I've just lost my almost 15 year old male corn snake McKay, is this a good age for a corn or could he have lived for longer?

Sent from my SM-A505FN using Tapatalk


----------



## LiasisUK (Sep 30, 2019)

That's a decent age, I lost a corn snake last year, she was 20.


----------



## MrsTim (Aug 20, 2012)

Sorry to hear about McKay, 15 years is a good age.

I was wondering the same thing, as l read so many different " average lifespans" for corn snakes. 3 out of my 7 corns are geting older now. I have a 12 year old female, that looks younger than my 11 year old male - he somehow looks and feels old and creaky; and another 11 year old male that looks, feels and behaves much younger than he is, so there is quite a marked difference in them. 

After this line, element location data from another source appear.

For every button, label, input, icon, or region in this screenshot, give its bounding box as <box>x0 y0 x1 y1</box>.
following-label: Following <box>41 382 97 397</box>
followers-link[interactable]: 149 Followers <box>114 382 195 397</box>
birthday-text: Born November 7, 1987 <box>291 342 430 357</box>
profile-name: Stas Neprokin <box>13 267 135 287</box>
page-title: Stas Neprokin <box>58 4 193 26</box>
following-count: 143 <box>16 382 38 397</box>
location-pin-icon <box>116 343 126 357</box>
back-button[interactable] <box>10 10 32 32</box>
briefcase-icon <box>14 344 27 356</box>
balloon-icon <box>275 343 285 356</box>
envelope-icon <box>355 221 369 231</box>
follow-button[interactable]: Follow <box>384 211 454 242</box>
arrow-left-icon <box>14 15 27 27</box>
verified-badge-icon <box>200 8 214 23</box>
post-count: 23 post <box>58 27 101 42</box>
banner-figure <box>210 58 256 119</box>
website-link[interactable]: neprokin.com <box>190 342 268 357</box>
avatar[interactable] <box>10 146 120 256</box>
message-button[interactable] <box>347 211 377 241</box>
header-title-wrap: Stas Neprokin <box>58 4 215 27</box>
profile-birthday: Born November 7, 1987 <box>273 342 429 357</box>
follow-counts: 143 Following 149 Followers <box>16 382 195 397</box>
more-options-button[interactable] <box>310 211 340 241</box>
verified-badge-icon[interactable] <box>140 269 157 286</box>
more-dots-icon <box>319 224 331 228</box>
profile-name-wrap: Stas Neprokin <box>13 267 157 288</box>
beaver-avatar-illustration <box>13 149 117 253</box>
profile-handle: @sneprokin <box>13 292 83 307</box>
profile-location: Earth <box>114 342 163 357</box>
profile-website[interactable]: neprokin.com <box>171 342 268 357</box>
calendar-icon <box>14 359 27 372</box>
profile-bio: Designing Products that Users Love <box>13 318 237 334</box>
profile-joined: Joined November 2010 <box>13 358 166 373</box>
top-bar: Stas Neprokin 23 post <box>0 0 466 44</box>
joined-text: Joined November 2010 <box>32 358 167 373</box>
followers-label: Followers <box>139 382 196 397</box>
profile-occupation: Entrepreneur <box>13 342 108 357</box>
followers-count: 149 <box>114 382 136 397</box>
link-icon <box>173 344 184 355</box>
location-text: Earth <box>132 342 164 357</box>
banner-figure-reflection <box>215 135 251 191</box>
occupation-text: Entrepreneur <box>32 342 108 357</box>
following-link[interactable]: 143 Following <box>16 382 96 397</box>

I guess 15 is a good age, average is supposed to be somewhere between 12- 15, but l know there are much older corns than that around, too. Most corn snakes certainly wouldn't live that long in the wild.


----------



## arwen_7 (Oct 21, 2009)

I know a few folk who have corns that are in their 20's. Ours is around 14 now.


----------



## Elly66 (Feb 27, 2021)

So sorry to hear about McKay

Our oldest corn snake was coming up for its 25th birthday when he died. We'd had him since he was 8 weeks old and he'd had never been ill. He developed a blood filled lump several months before his death. The reptile vet said it was age related (just like older humans bruise more easily and badly). 

The rest have been rescues of unknown age and were badly kept prior to us taking them on. 2 of our 3 rescues passed away, by which time we'd had them over 10yrs. Our current rescue we've had for 4yrs and believe her to be around 10yrs old now.


----------